Updated on August 01, 2022

• St Vincent 17 days

Let $W_1$ be the subspace of $\mathcal{M}_{n \times n}$ that consists of all $n \times n$ skew-symmetric matrices with entries from $\mathbb{F}$, and let $W_2$ be the subspace of $\mathcal{M}_{n \times n}$ consisting of all symmetric $n \times n$ matrices.
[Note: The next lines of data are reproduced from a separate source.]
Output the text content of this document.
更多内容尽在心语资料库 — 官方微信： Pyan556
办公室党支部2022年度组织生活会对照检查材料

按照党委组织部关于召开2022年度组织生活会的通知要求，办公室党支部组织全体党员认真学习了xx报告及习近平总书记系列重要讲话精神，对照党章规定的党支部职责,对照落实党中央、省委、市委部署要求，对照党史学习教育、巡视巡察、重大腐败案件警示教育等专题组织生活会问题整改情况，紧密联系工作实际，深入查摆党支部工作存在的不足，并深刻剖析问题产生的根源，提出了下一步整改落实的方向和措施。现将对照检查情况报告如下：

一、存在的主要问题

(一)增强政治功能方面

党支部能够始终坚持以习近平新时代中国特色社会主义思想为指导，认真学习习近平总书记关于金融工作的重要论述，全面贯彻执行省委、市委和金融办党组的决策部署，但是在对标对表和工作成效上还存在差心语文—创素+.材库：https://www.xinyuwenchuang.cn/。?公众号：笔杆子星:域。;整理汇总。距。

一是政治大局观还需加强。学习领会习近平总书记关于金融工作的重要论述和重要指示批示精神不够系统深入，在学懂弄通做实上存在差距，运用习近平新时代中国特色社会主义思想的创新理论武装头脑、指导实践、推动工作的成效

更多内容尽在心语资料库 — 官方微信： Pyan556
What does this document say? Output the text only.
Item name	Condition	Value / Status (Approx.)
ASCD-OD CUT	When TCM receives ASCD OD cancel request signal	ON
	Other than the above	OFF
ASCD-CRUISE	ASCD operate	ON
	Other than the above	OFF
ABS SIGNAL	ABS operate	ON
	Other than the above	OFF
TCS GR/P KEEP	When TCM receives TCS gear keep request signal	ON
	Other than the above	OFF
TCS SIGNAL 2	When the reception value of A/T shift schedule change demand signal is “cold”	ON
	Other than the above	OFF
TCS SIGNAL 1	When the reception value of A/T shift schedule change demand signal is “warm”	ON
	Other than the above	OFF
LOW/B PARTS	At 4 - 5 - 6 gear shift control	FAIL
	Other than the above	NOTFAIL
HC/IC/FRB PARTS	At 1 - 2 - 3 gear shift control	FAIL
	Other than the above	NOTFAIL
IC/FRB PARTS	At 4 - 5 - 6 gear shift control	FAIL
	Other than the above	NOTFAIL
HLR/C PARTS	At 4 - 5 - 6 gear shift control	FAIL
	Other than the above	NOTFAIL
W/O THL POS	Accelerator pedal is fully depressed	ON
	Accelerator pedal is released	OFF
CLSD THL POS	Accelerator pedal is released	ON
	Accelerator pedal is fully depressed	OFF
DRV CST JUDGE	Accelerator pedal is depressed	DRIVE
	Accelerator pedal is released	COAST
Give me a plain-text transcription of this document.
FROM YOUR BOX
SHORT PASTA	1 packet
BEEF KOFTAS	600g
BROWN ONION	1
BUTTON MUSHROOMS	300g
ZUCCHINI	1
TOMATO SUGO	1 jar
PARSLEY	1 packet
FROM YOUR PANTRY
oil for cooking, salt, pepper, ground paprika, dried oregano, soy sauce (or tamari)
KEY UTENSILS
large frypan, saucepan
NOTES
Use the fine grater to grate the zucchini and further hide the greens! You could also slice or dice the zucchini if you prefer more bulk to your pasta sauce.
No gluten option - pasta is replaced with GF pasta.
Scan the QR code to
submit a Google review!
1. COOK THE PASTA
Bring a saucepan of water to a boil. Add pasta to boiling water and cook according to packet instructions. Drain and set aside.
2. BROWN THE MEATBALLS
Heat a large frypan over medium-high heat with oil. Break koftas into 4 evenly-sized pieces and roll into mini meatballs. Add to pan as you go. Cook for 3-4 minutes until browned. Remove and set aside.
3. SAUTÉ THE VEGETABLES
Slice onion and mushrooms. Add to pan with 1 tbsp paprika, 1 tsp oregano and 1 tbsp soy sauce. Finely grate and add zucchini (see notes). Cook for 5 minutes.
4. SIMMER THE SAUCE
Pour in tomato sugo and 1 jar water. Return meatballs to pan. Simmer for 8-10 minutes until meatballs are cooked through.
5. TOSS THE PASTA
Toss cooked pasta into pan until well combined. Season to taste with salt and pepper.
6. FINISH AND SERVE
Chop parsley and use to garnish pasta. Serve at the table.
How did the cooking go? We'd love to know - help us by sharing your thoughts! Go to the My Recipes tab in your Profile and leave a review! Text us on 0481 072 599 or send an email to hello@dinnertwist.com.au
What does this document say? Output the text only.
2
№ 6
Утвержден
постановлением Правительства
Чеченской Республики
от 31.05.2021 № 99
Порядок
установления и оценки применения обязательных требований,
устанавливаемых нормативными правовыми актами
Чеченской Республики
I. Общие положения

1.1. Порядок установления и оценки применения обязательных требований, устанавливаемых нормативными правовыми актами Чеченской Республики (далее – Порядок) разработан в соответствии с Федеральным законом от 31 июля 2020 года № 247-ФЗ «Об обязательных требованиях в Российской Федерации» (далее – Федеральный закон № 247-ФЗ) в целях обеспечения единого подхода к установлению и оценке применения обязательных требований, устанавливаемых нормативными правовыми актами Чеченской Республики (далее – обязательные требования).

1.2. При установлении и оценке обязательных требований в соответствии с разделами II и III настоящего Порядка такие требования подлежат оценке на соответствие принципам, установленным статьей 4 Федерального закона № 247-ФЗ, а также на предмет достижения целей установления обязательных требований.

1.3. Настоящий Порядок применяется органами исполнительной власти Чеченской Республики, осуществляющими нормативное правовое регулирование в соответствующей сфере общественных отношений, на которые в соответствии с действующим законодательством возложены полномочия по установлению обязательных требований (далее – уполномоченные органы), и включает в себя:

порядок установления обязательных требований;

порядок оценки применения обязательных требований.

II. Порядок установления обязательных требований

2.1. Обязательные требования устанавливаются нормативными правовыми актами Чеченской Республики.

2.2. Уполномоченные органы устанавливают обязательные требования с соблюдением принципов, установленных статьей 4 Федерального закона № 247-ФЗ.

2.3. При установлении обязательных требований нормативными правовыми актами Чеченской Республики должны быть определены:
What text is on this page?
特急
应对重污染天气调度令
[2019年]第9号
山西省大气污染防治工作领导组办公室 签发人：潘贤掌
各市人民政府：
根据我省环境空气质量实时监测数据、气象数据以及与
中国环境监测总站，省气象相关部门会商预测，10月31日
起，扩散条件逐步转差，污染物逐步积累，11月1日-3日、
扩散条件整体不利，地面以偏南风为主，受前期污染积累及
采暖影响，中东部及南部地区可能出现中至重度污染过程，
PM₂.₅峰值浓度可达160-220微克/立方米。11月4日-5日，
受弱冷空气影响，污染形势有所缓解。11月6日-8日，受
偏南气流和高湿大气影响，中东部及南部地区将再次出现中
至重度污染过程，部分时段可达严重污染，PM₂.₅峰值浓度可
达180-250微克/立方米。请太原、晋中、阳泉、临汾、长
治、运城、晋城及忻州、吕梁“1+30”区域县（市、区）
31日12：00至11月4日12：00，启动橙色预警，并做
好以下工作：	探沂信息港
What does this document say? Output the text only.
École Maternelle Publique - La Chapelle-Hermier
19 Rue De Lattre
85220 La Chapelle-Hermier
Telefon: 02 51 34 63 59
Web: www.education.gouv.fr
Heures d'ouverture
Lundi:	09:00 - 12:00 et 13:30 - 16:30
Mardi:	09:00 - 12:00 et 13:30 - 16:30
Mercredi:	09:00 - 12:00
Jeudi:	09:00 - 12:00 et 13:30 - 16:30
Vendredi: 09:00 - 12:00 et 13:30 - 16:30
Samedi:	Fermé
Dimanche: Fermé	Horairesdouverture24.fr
Prove that $\mathcal{M}_{n \times n}(\mathbb{F}) = W_1 \oplus W_2$.

I couldn't really figure out why the sum of an $n \times n$ symmetric matrix and $n \times n$ skew-symmetric matrix would form a $n \times n$ matrix (to satisfy the direct summand property $W_1 + W_2 = \mathcal{M}_{n \times n}(\mathbb{F})).$ Browsing online, I found that $$M = \frac{1}{2}(M + M^{t}) + \frac{1}{2}(M-M^{t}),$$ where $\frac{1}{2}(M+M^{t}) \in W_2, \frac{1}{2}(M-M^t) \in W_1$, and $M \in \mathcal{M}_{n \times n}(\mathbb{F})$.

This reminds me of a formula on how odd and even functions may be be added together to form a generic function. $$f(x) = \frac{f(x)+f(-x)}{2} + \frac{f(x)-f(-x)}{2}.$$

However, to me it is disturbing to use unless I know how it was derived. If anyone could show me why a skew-symmetric matrix may be represented as $\frac{1}{2}(M-M^t)$ and why a symmetric matrix may be represented as $\frac{1}{2}(M+M^t)$ than I may sleep better tonight.

Thanks.

• St Vincent over 8 years
I see. Maybe I was overcomplicating this then. Good answer.
• St Vincent over 8 years
How to show $W_1∩W_2=\{0\}$
@ClairSymmetry Suppose a matrix is both symmetric and skew-symmetric. Then $A = A^t = -A^t = -A$ and so $A = 0$.